= Marijampolė Realgymnasium =

Marijampolė Realgymnasium (Marijampolės realinė gimnazija) was a private gymnasium (secondary school) in Marijampolė, Lithuania. Established at the end of 1918, it employed many teachers sympathetic to socialist and communist causes. The Communist Party of Lithuania and other communist organizations were outlawed and actively persecuted in interwar Lithuania. The school actively protested and resisted mandatory religious education and clashed with Lithuanian authorities. As such, the school was shut down by the Lithuanian government on 30 June 1925.

==Organization==
The school was established by a 14-member committee. Its founders included the attorney Andrius Bulota. It was officially established on 19 December 1918. The school was established as Lithuanian war refugees were returning from Russia and, influenced by the Russian Revolution, did not want to educate their children in the traditional Marijampolė Gymnasium.

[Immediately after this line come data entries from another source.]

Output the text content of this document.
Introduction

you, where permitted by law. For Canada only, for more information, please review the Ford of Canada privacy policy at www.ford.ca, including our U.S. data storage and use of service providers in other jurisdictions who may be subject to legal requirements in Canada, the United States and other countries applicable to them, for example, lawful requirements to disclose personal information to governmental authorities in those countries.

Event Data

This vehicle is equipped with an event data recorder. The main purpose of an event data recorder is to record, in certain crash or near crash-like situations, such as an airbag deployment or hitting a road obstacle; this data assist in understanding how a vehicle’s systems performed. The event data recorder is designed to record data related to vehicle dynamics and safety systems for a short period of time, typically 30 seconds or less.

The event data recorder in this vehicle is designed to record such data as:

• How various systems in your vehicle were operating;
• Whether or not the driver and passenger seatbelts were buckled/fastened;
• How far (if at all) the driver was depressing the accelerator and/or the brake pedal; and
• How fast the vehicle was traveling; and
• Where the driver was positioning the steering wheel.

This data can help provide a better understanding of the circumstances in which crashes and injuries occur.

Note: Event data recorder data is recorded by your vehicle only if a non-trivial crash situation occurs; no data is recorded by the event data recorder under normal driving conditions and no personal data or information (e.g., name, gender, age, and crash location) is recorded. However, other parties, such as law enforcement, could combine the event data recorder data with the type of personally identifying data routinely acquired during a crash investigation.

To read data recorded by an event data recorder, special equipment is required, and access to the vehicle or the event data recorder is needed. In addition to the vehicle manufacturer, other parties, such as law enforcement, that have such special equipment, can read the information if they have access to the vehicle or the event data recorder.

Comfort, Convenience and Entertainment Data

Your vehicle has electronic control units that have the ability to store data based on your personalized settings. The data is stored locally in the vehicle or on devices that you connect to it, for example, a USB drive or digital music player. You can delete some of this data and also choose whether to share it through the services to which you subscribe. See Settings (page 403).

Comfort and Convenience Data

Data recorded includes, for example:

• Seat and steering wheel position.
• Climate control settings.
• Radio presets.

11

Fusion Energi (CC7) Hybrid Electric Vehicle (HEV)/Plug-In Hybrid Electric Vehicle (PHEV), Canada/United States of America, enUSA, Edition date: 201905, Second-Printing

It was a seven-year school, while other gymnasiums were eight-year schools. The school placed more emphasis on teaching math and natural sciences. It also taught Russian language (most other schools taught German, French, or English as a foreign language).

The school was self-governing. It had teachers' council (where students had two representatives with voting rights), students' council, and parents' council. Students' council and their participation in school governance were new developments in Lithuania. In 1922, the Ministry of Education wrote to the school ordering it to stop student participation in the teachers' council.

From June 1923, the school was maintained by the Lithuanian Teachers' Union. In 1924, the Lithuanian government ceased financial support for the school. It struggled financially and was late to pay teachers' wages.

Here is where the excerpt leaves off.